The book investigates how these architects pushed the boundaries of architecture - and how their technological experiments pushed the boundaries of technology. What did computational, cybernetic, and artificial intelligence researchers have to gain by engaging with architects and architectural problems? And what was this new space that emerged within these collaborations? These are the questions we discuss in this episode.

Molly Wright Steenson

Dr. Molly Wright Steenson is Vice Provost for Faculty at Carnegie Mellon. She is also Associate Professor in the School of Design and the K&L Gates Associate Professor of Ethics & Computational Technology. From 2018 – 21, she was Sr. Associate Dean for Research in the College of Fine Arts.

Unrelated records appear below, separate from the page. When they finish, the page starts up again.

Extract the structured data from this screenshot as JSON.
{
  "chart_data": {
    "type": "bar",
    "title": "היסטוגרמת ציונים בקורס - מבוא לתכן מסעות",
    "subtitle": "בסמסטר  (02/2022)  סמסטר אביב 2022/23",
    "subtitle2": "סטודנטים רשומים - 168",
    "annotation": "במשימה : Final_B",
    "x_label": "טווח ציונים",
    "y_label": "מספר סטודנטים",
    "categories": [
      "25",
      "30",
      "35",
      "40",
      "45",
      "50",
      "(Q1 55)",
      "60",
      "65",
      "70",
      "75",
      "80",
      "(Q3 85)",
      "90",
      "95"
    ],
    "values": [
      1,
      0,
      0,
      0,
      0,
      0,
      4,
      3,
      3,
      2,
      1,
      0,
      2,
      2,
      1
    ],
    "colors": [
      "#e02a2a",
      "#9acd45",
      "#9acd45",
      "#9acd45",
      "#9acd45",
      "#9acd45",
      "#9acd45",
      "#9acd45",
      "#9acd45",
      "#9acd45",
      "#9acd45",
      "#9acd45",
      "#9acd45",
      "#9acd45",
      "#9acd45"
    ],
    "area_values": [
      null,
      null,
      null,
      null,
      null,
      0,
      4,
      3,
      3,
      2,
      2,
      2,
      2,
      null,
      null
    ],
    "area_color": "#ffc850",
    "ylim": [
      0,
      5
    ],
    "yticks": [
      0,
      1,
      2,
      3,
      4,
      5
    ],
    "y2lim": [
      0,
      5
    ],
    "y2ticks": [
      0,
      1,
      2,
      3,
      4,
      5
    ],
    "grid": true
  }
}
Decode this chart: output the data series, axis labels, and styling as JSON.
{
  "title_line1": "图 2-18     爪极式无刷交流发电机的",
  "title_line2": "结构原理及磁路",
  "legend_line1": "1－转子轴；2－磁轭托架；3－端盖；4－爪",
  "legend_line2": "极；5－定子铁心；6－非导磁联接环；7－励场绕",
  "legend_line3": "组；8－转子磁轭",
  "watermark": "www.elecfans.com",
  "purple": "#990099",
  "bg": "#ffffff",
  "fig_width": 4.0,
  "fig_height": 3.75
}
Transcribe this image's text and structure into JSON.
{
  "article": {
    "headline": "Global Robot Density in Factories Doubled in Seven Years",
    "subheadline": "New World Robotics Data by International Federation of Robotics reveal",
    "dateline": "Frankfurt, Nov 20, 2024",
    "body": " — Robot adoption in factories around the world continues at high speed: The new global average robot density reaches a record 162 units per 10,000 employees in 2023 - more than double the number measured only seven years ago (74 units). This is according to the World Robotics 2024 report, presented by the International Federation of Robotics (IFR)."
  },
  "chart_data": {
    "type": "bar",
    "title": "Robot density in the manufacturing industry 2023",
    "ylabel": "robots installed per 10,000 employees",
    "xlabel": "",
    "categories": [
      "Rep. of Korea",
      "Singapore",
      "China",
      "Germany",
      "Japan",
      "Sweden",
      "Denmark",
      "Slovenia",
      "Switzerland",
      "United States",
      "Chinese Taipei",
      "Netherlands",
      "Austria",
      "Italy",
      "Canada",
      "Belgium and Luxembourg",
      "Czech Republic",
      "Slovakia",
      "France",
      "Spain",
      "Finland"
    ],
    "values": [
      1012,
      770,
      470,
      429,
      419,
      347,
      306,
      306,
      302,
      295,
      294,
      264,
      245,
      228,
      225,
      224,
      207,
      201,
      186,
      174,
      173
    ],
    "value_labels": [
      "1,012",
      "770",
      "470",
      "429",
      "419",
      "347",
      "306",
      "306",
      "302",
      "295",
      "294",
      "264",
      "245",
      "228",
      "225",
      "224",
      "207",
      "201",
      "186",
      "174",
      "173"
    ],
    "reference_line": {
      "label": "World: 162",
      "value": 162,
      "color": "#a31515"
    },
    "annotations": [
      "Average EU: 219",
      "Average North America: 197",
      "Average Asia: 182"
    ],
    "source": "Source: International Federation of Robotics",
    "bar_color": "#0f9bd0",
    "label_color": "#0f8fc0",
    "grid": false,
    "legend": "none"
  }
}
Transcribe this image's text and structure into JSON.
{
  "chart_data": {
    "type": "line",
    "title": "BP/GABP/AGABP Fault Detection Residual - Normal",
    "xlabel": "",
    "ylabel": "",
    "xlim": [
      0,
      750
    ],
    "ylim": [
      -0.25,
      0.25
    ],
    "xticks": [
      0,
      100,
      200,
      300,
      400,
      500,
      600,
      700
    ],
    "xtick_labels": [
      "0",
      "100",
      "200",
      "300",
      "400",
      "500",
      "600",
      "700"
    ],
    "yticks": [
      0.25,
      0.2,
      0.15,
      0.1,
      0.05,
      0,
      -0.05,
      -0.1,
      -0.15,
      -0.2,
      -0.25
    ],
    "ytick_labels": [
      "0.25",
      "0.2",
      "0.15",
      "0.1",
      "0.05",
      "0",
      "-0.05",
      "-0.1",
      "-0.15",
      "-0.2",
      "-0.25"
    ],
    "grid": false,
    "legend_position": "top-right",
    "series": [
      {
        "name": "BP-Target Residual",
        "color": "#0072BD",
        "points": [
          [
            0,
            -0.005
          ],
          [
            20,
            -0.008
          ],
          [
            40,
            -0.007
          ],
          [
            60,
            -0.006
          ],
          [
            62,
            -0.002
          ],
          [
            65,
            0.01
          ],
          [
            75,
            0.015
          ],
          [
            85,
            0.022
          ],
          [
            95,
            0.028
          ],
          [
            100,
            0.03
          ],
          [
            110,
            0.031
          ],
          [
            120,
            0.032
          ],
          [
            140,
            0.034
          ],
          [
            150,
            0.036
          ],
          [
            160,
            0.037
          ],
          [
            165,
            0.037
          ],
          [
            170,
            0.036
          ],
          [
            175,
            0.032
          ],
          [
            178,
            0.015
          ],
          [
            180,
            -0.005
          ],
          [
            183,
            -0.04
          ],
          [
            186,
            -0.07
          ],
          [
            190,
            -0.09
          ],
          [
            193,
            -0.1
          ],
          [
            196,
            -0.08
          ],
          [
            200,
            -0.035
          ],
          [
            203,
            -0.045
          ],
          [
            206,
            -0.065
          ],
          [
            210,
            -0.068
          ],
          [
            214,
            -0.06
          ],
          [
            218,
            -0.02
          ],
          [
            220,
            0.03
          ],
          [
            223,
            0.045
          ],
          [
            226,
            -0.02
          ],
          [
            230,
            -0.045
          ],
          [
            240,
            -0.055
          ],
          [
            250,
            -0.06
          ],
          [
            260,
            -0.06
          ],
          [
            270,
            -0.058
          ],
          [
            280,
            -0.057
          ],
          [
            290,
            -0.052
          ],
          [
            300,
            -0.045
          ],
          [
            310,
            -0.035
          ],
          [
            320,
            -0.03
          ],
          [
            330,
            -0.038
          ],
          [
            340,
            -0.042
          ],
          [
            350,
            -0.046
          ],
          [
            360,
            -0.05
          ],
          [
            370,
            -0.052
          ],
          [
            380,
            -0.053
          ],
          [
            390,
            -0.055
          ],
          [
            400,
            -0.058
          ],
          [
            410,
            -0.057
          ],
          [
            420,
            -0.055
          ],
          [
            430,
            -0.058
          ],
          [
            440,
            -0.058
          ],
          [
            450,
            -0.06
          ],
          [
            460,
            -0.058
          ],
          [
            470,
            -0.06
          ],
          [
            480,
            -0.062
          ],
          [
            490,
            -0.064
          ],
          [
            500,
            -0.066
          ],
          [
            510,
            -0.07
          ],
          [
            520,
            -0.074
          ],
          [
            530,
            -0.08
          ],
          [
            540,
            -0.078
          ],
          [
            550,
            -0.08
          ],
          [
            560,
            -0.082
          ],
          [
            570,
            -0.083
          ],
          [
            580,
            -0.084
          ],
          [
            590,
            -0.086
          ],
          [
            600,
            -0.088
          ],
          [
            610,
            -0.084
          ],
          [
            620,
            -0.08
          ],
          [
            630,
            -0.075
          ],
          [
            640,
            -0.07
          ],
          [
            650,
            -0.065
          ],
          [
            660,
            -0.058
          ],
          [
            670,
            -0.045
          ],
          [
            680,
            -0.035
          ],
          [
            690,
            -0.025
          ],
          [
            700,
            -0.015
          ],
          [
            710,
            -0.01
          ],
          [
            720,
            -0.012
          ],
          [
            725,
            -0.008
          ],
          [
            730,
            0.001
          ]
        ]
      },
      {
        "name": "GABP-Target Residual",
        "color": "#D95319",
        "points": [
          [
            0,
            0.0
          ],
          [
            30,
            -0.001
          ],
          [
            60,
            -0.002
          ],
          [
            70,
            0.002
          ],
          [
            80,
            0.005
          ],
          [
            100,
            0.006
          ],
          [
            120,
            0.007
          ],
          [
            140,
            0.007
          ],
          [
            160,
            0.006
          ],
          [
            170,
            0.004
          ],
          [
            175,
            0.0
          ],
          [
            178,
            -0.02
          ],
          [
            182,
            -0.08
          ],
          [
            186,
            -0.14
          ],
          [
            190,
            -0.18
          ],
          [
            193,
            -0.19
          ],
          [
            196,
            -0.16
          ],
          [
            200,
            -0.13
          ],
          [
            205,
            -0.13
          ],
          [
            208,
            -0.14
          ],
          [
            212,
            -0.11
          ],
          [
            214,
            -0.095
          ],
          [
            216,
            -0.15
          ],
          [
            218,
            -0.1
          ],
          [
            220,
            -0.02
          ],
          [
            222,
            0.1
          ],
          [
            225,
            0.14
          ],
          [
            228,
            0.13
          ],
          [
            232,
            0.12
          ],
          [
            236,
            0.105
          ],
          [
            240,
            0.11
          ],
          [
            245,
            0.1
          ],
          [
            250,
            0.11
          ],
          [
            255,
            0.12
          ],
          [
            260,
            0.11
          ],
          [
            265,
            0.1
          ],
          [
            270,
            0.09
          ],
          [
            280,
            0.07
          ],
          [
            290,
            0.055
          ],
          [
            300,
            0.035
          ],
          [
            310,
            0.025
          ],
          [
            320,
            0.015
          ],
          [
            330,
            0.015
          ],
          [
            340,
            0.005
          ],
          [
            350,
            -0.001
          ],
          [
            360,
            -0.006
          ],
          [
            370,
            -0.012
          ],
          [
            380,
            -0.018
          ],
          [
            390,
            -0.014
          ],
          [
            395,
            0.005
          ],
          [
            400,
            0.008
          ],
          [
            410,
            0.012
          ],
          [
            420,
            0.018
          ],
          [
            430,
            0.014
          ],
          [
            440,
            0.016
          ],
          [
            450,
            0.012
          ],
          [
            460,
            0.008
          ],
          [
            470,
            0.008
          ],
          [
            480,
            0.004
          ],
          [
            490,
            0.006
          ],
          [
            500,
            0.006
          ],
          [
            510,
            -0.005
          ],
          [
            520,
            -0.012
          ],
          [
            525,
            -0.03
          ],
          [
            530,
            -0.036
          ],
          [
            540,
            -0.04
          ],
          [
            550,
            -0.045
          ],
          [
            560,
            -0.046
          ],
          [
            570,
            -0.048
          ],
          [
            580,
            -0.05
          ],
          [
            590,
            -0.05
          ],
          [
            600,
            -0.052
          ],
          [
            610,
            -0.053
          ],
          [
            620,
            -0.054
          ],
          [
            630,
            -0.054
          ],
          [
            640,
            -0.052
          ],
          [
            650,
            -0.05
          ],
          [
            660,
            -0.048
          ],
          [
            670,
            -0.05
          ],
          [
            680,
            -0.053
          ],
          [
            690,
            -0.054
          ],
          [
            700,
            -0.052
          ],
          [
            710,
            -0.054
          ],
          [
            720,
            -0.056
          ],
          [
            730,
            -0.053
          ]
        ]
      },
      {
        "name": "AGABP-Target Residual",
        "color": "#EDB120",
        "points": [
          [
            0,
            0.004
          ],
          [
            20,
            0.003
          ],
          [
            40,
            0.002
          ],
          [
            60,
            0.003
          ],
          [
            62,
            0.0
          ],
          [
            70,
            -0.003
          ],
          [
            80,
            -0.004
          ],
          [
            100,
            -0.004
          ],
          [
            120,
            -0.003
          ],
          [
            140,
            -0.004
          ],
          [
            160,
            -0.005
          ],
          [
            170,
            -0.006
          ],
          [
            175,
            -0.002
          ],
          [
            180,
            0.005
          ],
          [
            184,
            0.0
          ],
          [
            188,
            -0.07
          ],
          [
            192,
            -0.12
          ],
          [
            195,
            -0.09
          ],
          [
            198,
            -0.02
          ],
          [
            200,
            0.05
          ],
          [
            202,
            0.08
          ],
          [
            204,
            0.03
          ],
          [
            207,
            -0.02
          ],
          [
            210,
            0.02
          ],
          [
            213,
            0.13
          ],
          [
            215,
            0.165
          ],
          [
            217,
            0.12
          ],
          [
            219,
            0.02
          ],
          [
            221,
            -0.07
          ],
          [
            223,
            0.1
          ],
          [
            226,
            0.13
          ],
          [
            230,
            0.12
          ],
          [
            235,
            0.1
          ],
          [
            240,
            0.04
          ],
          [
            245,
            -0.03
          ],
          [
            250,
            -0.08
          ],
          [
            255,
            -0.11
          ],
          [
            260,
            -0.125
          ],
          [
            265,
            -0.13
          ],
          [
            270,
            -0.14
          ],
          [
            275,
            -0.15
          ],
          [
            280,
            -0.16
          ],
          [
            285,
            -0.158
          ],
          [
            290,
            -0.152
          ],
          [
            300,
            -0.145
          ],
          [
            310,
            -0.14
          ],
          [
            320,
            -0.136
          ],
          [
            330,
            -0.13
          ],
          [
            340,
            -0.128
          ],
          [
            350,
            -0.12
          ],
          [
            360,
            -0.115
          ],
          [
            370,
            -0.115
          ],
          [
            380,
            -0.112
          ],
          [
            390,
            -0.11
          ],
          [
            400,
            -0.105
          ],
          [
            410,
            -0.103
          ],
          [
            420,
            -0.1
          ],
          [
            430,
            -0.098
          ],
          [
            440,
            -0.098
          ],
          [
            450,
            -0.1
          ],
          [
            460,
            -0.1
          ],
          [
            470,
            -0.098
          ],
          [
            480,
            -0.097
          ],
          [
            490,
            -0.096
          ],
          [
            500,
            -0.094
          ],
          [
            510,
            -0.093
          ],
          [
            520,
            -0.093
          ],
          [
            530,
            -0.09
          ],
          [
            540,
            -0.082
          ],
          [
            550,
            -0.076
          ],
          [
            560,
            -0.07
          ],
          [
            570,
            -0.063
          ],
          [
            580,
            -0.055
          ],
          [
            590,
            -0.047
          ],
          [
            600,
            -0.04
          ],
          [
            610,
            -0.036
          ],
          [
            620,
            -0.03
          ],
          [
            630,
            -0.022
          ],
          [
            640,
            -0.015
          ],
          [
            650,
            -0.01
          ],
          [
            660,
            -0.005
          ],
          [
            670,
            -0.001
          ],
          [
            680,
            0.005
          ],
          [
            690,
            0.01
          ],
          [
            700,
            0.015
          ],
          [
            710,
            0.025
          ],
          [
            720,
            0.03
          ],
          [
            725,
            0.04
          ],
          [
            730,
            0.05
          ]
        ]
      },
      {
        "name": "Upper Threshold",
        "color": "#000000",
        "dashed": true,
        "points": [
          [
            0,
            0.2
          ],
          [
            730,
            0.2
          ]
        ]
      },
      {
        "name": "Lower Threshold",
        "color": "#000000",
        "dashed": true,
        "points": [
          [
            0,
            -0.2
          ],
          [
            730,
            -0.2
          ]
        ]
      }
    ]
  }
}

Molly is the author of the book Architectural Intelligence: How Designers and Architects Created the Digital Landscape (MIT Press, 2017), which explores the radical history of design, architecture, AI and cybernetics from the 1950s to the present. It focuses on the practices of Nicholas Negroponte, Cedric Price, Christopher Alexander, and Richard Saul Wurman. She’s the co-editor of Bauhaus Futures (MIT Press, 2019) with Laura Forlano and Mike Ananny, an edited volume that looks at the impact of the Bauhaus as it turns 100. She also researches the ethical impact of AI.